Admiral for AWS CloudFormation

An Admiral module that implements tasks for wielding AWS CloudFormation templates and configuration.

For additional modules, see the Admiral base project.

Developed in Seattle at Fetching.

Installation

Add this line to your application's Gemfile (recommended):

gem 'admiral-cloudformation'

And then execute:

$ bundle

Or install it yourself as:

$ gem install admiral-cloudformation

Usage

To see a list of available commands, on the command line enter:

$ admiral cf help

Make sure your bundle bin is in your PATH.

The following commands are available:

Commands:
  admiral cf create          # Create new CloudFormation stack for environment.
  admiral cf destroy         # Destroy the existing CloudFormation stack.
  admiral cf help [COMMAND]  # Describe subcommands or one specific subcommand
  admiral cf init TYPE       # Create CloudFormation template and configuration files for TYPE. TYPE is one of "mongo", "meteor", or "elasticsearch"
  admiral cf update          # Update the existing CloudFormation stack

Options:
  --env, [--environment=ENVIRONMENT]  # The environment (e.g. staging or production). Can also be specified with ADMIRAL_ENV.
                                      # Default: production
      [--template=TEMPLATE]           # Path to CloudFormation JSON template.
                                      # Default: CloudFormation.template
      [--params=PARAMS]               # Path to override parameter definitions file. Defaults to <environment>.json

Some commands have additional options you can discover with:

$ admiral cf help [COMMAND]

Setup

It is recommended that you create a distinct repository for each cluster type. For example you might have: server-elasticsearch, server-mongodb, and server-meteor repositories each which specific cluster configurations.

Within each repo simply run the init command to get started (see below).

Easy Setup

Admiral CloudFormation provides complete CloudFormation templates for some common server configurations. To initialize your project you can use:

  $ admiral cf init <type>

Where type is one of mongo, elasticsearch or meteor. In the current working directory, this will create a CloudFormation.template and staging.json and production.json files. These are complete configurations using best practices for each server type.

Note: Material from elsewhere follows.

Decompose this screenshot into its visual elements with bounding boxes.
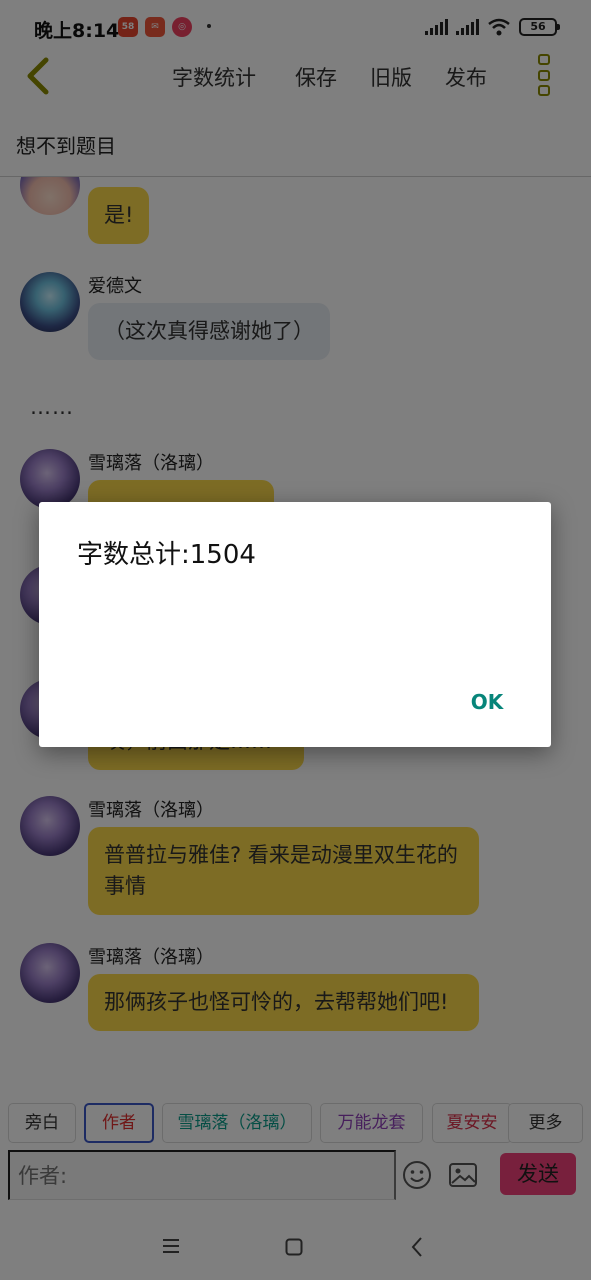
word-count-dialog: 字数总计:1504 OK: [39, 502, 551, 747]
dialog-message: 字数总计:1504: [77, 540, 256, 570]
ok-button[interactable]: OK: [457, 684, 517, 720]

You'll need to customize a few things including SSL certificate and security group names.

More example templates will be added in the future.

Configuration

Admiral CloudFormation is designed around the concept of the deployment environment. You parameterize your CloudFormation templates, then encode specific parameter values in JSON files for each distinct environment.

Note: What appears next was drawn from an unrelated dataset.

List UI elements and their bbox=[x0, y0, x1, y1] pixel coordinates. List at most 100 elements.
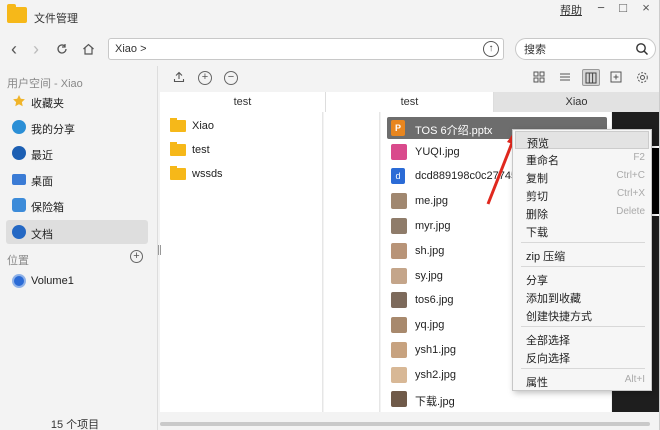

For example you may have CloudFormation templates for your database servers and your web application servers, and distinct configurations for production, staging and test environments.

CloudFormation provides a facility to parameterize templates via the Parameters section. For example:

  ...
  "InstanceType": {
      "Description": "The type of instance to launch.",
      "Type": "String",
      "Default": "t2.small"
  },
  ...

You then specify specific values for each environment. For example, in the production.json file:

  {
    "InstanceCount":"2",
    "InstanceType": "t2.medium",
  }

Admiral then applies the parameters for a given environment to your CloudFormation templates as required by whatever action you are performing.

Examples

To create a new CloudFormation stack (and its associated resources) using a staging configuration:

  $ admiral cf create --environment staging --template ./CloudFormation.template

Create a stack using the default template (./CloudFormation.template) using a custom JSON file:

  $ admiral cf create --params /usr/local/config/custom.json

Update using the default template (./CloudFormation.template) and the default environment config (./production.json):

  $ admiral cf update

Contributing

  1. Fork it
  2. Create your feature branch (git checkout -b my-new-feature)
  3. Commit your changes (git commit -am 'Add some feature')
  4. Push to the branch (git push origin my-new-feature)
  5. Create new Pull Request

This project was heavily inspired by this blog post -- thanks ThoughtWorks!